2. Define a Minimum Viable Sellable Product

Most teams talk about MVPs—Minimum Viable Products. We recommend thinking in terms of MVSPsMinimum Viable Sellable Products.

An MVSP is market-ready. The goal is to launch something small but meaningful, something that customers will actually pay for or adopt enthusiastically.

That means focusing on features that solve a validated, high-value problem, deliver a complete user experience (not a prototype in disguise), and support early monetization or traction. A good MVSP will also lay the groundwork for future growth.

This approach helps avoid the “it works, but nobody wants it” outcome that sinks so many launches.

3. Prototype Before You Code

We also recommend investing in a clickable prototype before writing a single line of production code. Tools like Figma make it possible to visualize the full user experience quickly and affordably.

A prototype allows you to test assumptions with real users and validate user flows and navigation. They also align stakeholders before development begins and catch issues early, when they’re cheap to fix.

 

In our experience, every insight gathered in the prototyping stage can save thousands of dollars later. It’s the simplest, smartest form of insurance you can buy for your build.

4. Translate Vision Into Technical Reality

Once the business goals and user experience are clear, it’s time to figure out how the product should be built.

We recommend defining:

  • The system architecture and data models
  • API and integration requirements
  • Security, compliance, and scalability standards

These aren’t just engineering decisions; they’re business decisions.

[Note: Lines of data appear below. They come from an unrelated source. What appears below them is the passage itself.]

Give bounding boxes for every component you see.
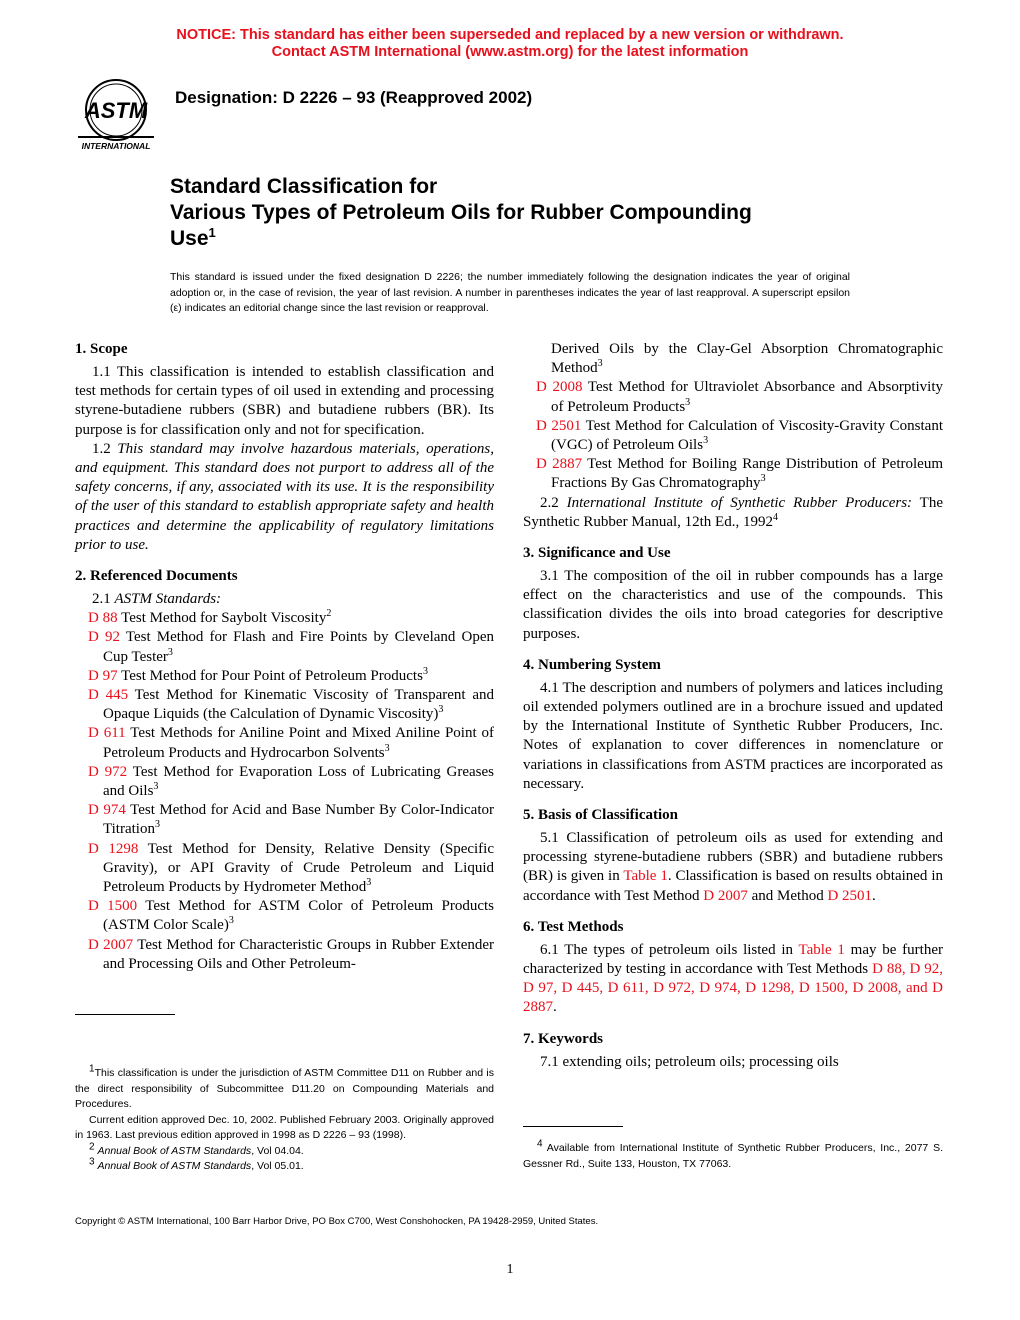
- footnote-rule: [75, 1014, 175, 1015]
- astm-logo: [68, 76, 164, 156]
- reference-code-link[interactable]: D 1298: [88, 840, 139, 857]
- table-1-link-2[interactable]: Table 1: [798, 941, 845, 958]
- reference-item: [75, 801, 494, 839]
- reference-code-link[interactable]: D 2501: [536, 417, 582, 434]
- reference-code-link[interactable]: D 97: [88, 667, 118, 684]
- footnote-rule-right: [523, 1126, 623, 1127]
- section-heading-significance: 3. Significance and Use: [523, 545, 671, 562]
- footnote-mark: 3: [422, 665, 428, 677]
- svg-text:ASTM: ASTM: [84, 98, 148, 123]
- footnote-mark: 3: [760, 473, 766, 485]
- reference-code-link[interactable]: D 611: [88, 725, 126, 742]
- footnote-mark: 3: [167, 646, 173, 658]
- paragraph-3-1: 3.1 The composition of the oil in rubber compounds has a large effect on the characteristics and use of the compounds. This classification divides the oils into broad categories for descriptive purposes.: [523, 568, 943, 642]
- reference-code-link[interactable]: D 2007: [88, 936, 134, 953]
- issued-note: This standard is issued under the fixed designation D 2226; the number immediately following the designation indicates the year of original adoption or, in the case of revision, the year of last revision. A number in parentheses indicates the year of last reapproval. A superscript epsilon (ε) indicates an editorial change since the last revision or reapproval.: [170, 271, 850, 314]
- paragraph-1-1: 1.1 This classification is intended to establish classification and test methods for certain types of oil used in extending and processing styrene-butadiene rubbers (SBR) and butadiene rubbers (BR). Its purpose is for classification only and not for specification.: [75, 364, 494, 438]
- reference-code-link[interactable]: D 88: [88, 610, 118, 627]
- reference-list: [75, 609, 494, 974]
- notice-banner: [0, 27, 1020, 61]
- paragraph-4-1: 4.1 The description and numbers of polymers and latices including oil extended polymers outlined are in a brochure issued and updated by the International Institute of Synthetic Rubber Producers, Inc. Notes of explanation to cover differences in nomenclature or variations in classifications from ASTM practices are incorporated as necessary.: [523, 679, 943, 792]
- reference-item: [75, 936, 494, 974]
- designation: Designation: D 2226 – 93 (Reapproved 2002): [175, 88, 533, 107]
- paragraph-1-2: 1.2 This standard may involve hazardous materials, operations, and equipment. This standard does not purport to address all of the safety concerns, if any, associated with its use. It is the responsibility of the user of this standard to establish appropriate safety and health practices and determine the applicability of regulatory limitations prior to use.: [75, 440, 494, 553]
- footnote-mark: 3: [685, 396, 691, 408]
- reference-code-link[interactable]: D 92: [88, 629, 120, 646]
- paragraph-2-1: 2.1 ASTM Standards:: [92, 591, 222, 608]
- section-heading-test-methods: 6. Test Methods: [523, 918, 624, 935]
- footnote-mark: 3: [154, 819, 160, 831]
- section-heading-keywords: 7. Keywords: [523, 1030, 603, 1047]
- footnote-3: $^3$ Annual Book of ASTM Standards, Vol 05.01.: [89, 1156, 304, 1172]
- title-line-2: Various Types of Petroleum Oils for Rubber Compounding: [170, 201, 752, 224]
- reference-title: Test Method for Saybolt Viscosity: [121, 610, 327, 627]
- reference-code-link[interactable]: D 972: [88, 763, 128, 780]
- section-heading-scope: 1. Scope: [75, 341, 128, 357]
- reference-code-link[interactable]: D 1500: [88, 898, 138, 915]
- paragraph-2-2: 2.2 International Institute of Synthetic Rubber Producers: The Synthetic Rubber Manual, 12th Ed., 1992$^4$: [523, 494, 943, 530]
- footnote-1-edition: Current edition approved Dec. 10, 2002. Published February 2003. Originally approved in 1963. Last previous edition approved in 1998 as D 2226 – 93 (1998).: [75, 1113, 494, 1141]
- footnote-mark: 2: [326, 608, 332, 620]
- reference-title: Test Method for Acid and Base Number By Color-Indicator Titration: [103, 802, 494, 838]
- reference-title: Test Methods for Aniline Point and Mixed Aniline Point of Petroleum Products and Hydrocarbon Solvents: [103, 725, 495, 761]
- copyright: Copyright © ASTM International, 100 Barr Harbor Drive, PO Box C700, West Conshohocken, PA 19428-2959, United States.: [75, 1216, 599, 1227]
- paragraph-5-1: 5.1 Classification of petroleum oils as used for extending and processing styrene-butadiene rubbers (SBR) and butadiene rubbers (BR) is given in Table 1. Classification is based on results obtained in accordance with Test Method D 2007 and Method D 2501.: [523, 830, 943, 904]
- reference-title: Test Method for Density, Relative Density (Specific Gravity), or API Gravity of Crude Petroleum and Liquid Petroleum Products by Hydrometer Method: [103, 840, 494, 896]
- reference-title: Test Method for ASTM Color of Petroleum Products (ASTM Color Scale): [103, 898, 494, 934]
- reference-item: [75, 724, 494, 762]
- reference-item: [523, 378, 943, 416]
- footnote-mark: 3: [703, 435, 709, 447]
- reference-code-link[interactable]: D 2008: [536, 379, 583, 396]
- footnote-4: $^4$ Available from International Institute of Synthetic Rubber Producers, Inc., 2077 S. Gessner Rd., Suite 133, Houston, TX 77063.: [523, 1138, 943, 1170]
- reference-code-link[interactable]: D 974: [88, 802, 126, 819]
- reference-item: [75, 840, 494, 898]
- left-column: [75, 340, 494, 974]
- reference-item: [75, 763, 494, 801]
- section-heading-basis: 5. Basis of Classification: [523, 807, 679, 824]
- footnotes-left: [75, 1063, 494, 1175]
- right-column: [523, 340, 943, 1072]
- section-heading-numbering: 4. Numbering System: [523, 656, 661, 673]
- reference-continuation: Derived Oils by the Clay-Gel Absorption Chromatographic Method$^3$: [551, 341, 943, 377]
- reference-item: [75, 686, 494, 724]
- footnote-mark: 3: [366, 877, 372, 889]
- footnote-mark: 3: [438, 704, 444, 716]
- reference-title: Test Method for Ultraviolet Absorbance and Absorptivity of Petroleum Products: [551, 379, 943, 415]
- footnote-mark: 3: [384, 742, 390, 754]
- table-1-link[interactable]: Table 1: [623, 868, 668, 885]
- reference-title: Test Method for Flash and Fire Points by Cleveland Open Cup Tester: [103, 629, 495, 665]
- page-number: 1: [506, 1262, 514, 1277]
- notice-line-1: NOTICE: This standard has either been superseded and replaced by a new version or withdrawn.: [176, 27, 844, 43]
- reference-code-link[interactable]: D 445: [88, 687, 129, 704]
- reference-title: Test Method for Evaporation Loss of Lubricating Greases and Oils: [103, 763, 494, 800]
- reference-title: Test Method for Characteristic Groups in Rubber Extender and Processing Oils and Other Petroleum-: [103, 936, 495, 972]
- svg-text:INTERNATIONAL: INTERNATIONAL: [81, 141, 151, 151]
- reference-item: [75, 667, 494, 686]
- footnote-mark: 3: [153, 781, 159, 793]
- notice-line-2: Contact ASTM International (www.astm.org) for the latest information: [271, 44, 749, 60]
- d2501-link[interactable]: D 2501: [827, 887, 873, 904]
- reference-item: [75, 609, 494, 628]
- reference-code-link[interactable]: D 2887: [536, 456, 583, 473]
- document-title: [170, 174, 870, 252]
- reference-item: [75, 628, 494, 666]
- reference-title: Test Method for Pour Point of Petroleum Products: [121, 667, 423, 684]
- test-method-links[interactable]: D 88, D 92, D 97, D 445, D 611, D 972, D 974, D 1298, D 1500, D 2008, and D 2887: [523, 961, 943, 1016]
- paragraph-6-1: 6.1 The types of petroleum oils listed in Table 1 may be further characterized by testing in accordance with Test Methods D 88, D 92, D 97, D 445, D 611, D 972, D 974, D 1298, D 1500, D 2008, and D 2887.: [523, 941, 943, 1016]
- reference-title: Test Method for Boiling Range Distribution of Petroleum Fractions By Gas Chromatography: [551, 456, 943, 492]
- footnote-mark: 3: [228, 915, 234, 927]
- reference-item: [75, 897, 494, 935]
- reference-item: [523, 417, 943, 455]
- reference-item: [523, 455, 943, 493]
- paragraph-7-1: 7.1 extending oils; petroleum oils; processing oils: [540, 1053, 839, 1070]
- astm-logo-icon: [68, 76, 164, 156]
- title-line-3: Use$^1$: [170, 225, 216, 250]
- reference-list-continued: [523, 378, 943, 493]
- footnotes-right: [523, 1138, 943, 1172]
- reference-title: Test Method for Calculation of Viscosity-Gravity Constant (VGC) of Petroleum Oils: [551, 417, 943, 454]
- footnote-1: $^1$This classification is under the jurisdiction of ASTM Committee D11 on Rubber and is the direct responsibility of Subcommittee D11.20 on Compounding Materials and Procedures.: [75, 1063, 494, 1110]
- section-heading-referenced: 2. Referenced Documents: [75, 568, 238, 585]
- reference-title: Test Method for Kinematic Viscosity of Transparent and Opaque Liquids (the Calculation of Dynamic Viscosity): [103, 687, 494, 723]
- d2007-link[interactable]: D 2007: [703, 887, 748, 904]
- title-line-1: Standard Classification for: [170, 175, 438, 198]
- footnote-2: $^2$ Annual Book of ASTM Standards, Vol 04.04.: [89, 1141, 304, 1157]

The wrong architectural call can double costs or limit flexibility down the road. The Concept Phase is where you make those trade-offs intentionally, not reactively.

5. Define Success Before You Start

Finally, teams should decide what “done” really means—together.

We recommend documenting functional requirements for each feature as well as performance and reliability targets. We also recommend defining timeline and budget constraints and post-launch metrics and adoption goals.

Agreeing on success criteria upfront keeps everyone—from founders to investors to engineers—aligned on outcomes instead of outputs.

Why This Work Pays Off

Planning sometimes feels like a slowdown, but data says otherwise.

A well-cited study found that fixing a requirement issue after development begins costs up to 100x more than fixing it early. Catching those misalignments in the Concept Phase eliminates that multiplier.

Beyond cost savings, this phase builds alignment. When everyone shares the same understanding of what’s being built and why, development moves faster, decisions get easier, and launches hit closer to the mark.

Make It Collaborative

Discovery shouldn’t happen in a vacuum. We recommend a collaborative approach that includes both business and technical voices from the start.

Founders bring domain expertise and vision. Designers bring user empathy. Engineers bring practical constraints and system thinking. Together, those perspectives produce better answers and fewer surprises.

This “do it with you” model works far better than a one-directional handoff. It keeps everyone accountable and invested in building the right thing, not just the thing that was easiest to specify.

The Bigger Idea

The Concept Phase isn’t about adding another step to the process or overcomplicating things. It’s what builds confidence.

Anyone can start fast. But the teams that pause to validate, prototype, and align are the ones that scale sustainably.

So whether you’re working with an agency, hiring your first in-house developer, or planning your next big product launch, the Concept Phase should be non-negotiable.

It’s the best way to avoid wasted effort, keep costs predictable, and build something that truly fits your users and your business.

Because in the end, the goal isn’t to build fast—it’s to build something that lasts.